If his career has been dominated by achievement after achievement, his personal life has been marked by struggles.

Born in poverty in Barnwell, S.C., he's been jailed at least twice (once as a teen, and later as a middle-aged man). He's faced tax problems and lost a wife in 1996 due to complications from plastic surgery. Last year, he was sued by two of his daughters, who claimed they co-own many of his songs.

But these days, Brown's life seems charmed. Recently married to his background singer, they have a 2-year-old son. Despite his health problems, he seems content and inspired.

"Things are going good," Brown says, "and all I got to do is just hold up."

Brown's speech is like his concerts -- engaging, quick-paced, changing gears in mid-step. While a listener may have trouble following him at times, Brown seems clear on the many messages he feels he has to deliver to today's audiences.

He's patriotic and religious. He emphasizes the need for more positive themes in music. And there aren't many artists who inspire him these days.

"When artists don't last for six months, a year, it tells you there's nothing in the music," he says. "When we were making records, and the O'Jays and all those people, Curtis Mayfield, there was a message.

"My thing is, O.K., I'll give you a beat but I'm gonna bring it back here. You can run the bases, but I want you to come back to home plate."

Brown says that the racism and poverty he endured in his early years helped make him a success. "If I had been free, totally free, I wouldn't have been this," he says.

Even when discussing his two-and-a-half-year prison term stemming from a 1988 arrest on assault and drug charges, Brown keeps a slight smile on his face.

"When I went to prison, it didn't bother me. You know why it didn't bother me? I could have gotten out, I went on my word. I knew what I didn't do, and I wouldn't say I did," says Brown, who maintained his innocence in the case.

On May 20, Brown was pardoned for that conviction, as well as a 1998 conviction for using a weapon under the influence.
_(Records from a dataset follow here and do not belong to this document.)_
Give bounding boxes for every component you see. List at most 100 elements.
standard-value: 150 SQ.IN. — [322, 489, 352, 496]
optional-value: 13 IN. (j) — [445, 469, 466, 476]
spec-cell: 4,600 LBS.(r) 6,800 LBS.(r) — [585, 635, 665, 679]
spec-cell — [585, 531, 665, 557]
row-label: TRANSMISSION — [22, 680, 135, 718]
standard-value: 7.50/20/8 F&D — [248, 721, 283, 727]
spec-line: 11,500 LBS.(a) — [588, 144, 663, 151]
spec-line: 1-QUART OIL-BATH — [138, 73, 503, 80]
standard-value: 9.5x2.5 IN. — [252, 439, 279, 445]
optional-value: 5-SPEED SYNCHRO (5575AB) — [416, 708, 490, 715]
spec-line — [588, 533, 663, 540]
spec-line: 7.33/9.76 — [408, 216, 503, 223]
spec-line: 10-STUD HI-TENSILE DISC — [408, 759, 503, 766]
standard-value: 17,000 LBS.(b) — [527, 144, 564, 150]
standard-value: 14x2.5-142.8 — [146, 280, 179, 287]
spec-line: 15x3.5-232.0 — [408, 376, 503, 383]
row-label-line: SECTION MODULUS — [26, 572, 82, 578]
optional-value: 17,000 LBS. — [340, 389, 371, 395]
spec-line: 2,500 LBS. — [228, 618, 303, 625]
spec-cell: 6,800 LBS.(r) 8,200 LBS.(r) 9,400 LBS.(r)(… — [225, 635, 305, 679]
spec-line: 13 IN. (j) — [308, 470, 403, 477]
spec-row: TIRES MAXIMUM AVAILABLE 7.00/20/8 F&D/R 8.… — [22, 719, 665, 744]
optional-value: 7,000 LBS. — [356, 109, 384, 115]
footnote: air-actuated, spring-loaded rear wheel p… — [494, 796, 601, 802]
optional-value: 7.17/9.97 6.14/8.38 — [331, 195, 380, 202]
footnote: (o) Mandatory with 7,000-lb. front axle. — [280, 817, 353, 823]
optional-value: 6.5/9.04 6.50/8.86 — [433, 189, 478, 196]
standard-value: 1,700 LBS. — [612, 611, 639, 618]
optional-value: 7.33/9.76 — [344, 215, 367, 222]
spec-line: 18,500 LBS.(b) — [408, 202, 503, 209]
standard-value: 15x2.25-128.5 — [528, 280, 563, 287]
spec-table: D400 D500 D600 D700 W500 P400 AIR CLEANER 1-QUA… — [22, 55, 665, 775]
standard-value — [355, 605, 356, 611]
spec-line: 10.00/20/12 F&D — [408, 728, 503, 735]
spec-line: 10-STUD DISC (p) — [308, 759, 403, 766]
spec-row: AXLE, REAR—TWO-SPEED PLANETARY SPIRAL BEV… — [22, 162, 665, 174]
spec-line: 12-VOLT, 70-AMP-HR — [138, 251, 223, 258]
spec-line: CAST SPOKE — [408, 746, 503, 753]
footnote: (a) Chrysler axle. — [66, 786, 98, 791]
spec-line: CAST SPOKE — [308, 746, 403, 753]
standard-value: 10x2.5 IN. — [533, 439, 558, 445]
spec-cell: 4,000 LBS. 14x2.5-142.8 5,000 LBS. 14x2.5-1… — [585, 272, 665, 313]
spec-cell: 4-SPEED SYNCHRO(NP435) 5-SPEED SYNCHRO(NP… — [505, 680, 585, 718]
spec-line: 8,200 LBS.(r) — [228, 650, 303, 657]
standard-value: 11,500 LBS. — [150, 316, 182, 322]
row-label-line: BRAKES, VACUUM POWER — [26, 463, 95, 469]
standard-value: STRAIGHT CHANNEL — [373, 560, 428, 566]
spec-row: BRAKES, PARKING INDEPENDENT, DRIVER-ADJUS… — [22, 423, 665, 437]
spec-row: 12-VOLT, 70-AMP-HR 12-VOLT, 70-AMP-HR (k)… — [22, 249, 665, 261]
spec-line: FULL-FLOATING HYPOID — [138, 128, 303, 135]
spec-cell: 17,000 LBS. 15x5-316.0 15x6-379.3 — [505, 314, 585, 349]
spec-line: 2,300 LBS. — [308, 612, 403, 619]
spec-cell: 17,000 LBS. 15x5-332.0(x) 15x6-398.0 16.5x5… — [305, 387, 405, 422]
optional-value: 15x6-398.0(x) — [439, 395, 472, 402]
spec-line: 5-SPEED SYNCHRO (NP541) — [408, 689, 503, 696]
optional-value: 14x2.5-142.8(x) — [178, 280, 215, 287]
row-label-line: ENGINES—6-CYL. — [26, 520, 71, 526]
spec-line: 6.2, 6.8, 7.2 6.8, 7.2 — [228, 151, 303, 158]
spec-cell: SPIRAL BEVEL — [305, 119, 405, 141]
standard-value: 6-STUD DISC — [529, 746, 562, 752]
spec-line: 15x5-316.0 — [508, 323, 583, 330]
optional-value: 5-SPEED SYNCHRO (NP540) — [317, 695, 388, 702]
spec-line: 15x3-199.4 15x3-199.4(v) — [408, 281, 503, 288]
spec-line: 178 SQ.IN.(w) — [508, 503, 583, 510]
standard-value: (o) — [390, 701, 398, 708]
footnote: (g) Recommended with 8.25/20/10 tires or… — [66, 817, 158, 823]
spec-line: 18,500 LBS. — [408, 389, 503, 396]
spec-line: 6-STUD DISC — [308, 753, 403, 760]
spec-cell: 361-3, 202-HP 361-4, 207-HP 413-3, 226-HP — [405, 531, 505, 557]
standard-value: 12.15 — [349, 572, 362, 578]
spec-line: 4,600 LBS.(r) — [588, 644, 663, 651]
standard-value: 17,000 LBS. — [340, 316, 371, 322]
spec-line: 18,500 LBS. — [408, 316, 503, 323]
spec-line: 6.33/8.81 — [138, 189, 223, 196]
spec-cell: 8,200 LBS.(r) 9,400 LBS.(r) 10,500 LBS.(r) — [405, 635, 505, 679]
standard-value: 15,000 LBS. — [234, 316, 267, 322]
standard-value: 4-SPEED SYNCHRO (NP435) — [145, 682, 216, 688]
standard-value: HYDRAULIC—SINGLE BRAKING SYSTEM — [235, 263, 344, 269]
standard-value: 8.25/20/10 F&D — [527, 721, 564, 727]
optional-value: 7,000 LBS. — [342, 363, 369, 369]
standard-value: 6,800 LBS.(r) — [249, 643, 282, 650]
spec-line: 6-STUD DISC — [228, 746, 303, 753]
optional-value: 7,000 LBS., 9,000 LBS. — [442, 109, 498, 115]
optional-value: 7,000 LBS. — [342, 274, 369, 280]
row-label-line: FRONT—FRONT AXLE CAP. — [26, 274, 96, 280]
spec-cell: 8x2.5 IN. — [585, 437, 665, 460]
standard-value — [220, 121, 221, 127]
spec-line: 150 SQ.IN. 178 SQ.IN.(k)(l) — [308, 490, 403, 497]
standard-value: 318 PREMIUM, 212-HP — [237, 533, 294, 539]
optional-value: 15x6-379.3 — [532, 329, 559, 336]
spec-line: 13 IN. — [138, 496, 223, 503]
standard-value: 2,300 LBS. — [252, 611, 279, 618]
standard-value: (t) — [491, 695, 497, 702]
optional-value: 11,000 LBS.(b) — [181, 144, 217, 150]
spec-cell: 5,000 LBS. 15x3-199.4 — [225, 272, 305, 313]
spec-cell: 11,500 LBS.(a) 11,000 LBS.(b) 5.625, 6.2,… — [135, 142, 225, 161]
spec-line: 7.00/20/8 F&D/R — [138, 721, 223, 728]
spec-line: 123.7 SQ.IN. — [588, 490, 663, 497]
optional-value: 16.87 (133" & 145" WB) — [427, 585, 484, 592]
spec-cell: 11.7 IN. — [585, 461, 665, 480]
The latter earned him a stint in a 90-day drug program.

Brown also says he holds no ill will against his daughters. Last year, Yamma Brown Lumar, 29, and Deanna Brown Thomas, 33, filed a lawsuit claiming they co-own the copyrights to 23 songs, including the 1976 hit "Get Up Offa That Thing." Brown says the lawsuit is without merit.

Still, he adds: "I can't think of nothing I would sue my daddy for, (even) if he done did it right there in front of me. I love my children and I hope they have all the luck in the world, because I'm not worried. I've done everything I can do."

He still feels as if he's got plenty more to accomplish in other areas. he put out a new album last year on a small label. He'd like to see a movie made of his life, perhaps with Cuba Gooding Jr. in the lead.

And like much of his music, his outlook remains optimistic. When asked about is career highlights, he says simply: "There is no high points. It's getting higher and higher."